Dunwoodie shook his head. “I figure it out differently. I think he’s really a big chap. He won all the fellows over in the railroad offices—and he was pushed over the heads of some of them when he was given that chief clerkship. And then the way he’s got of standing up to the General Manager and the other magnates. And you’ll notice that if you ever ask him a question he’ll give you an answer that sets you to thinking. He seems to work things out for himself. His mind doesn’t just run along the channel of traditions. I like him all the better because he’s not given to small talk. If there was anything worth while to talk about, I’ll bet you’d always find him saying something worth while.”

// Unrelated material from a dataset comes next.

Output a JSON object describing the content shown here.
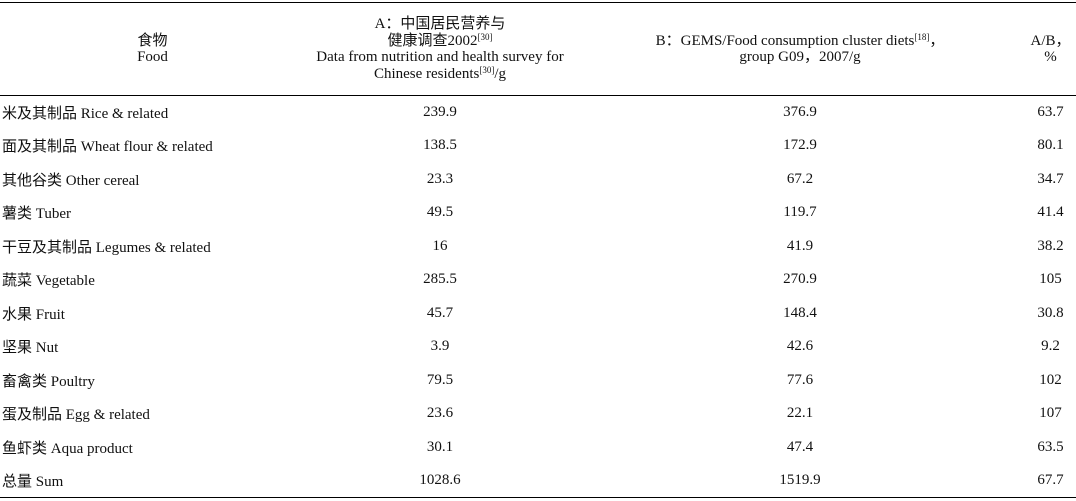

“You’re right about his not being strong about traditions. There’s the matter of his marriage. Maybe he knows all about Sylvia—and doesn’t care. He must know about her.”
“Don’t make a mistake on that score. I’ve seen them together. He reveres her. You can imagine his wanting to spread a cloak for her at every step—as if she were too pure to come into contact with the earth.”
“But good God, man! There’s a path to her back door, worn there by fellows who would tremble like a colt in the presence of a lady.”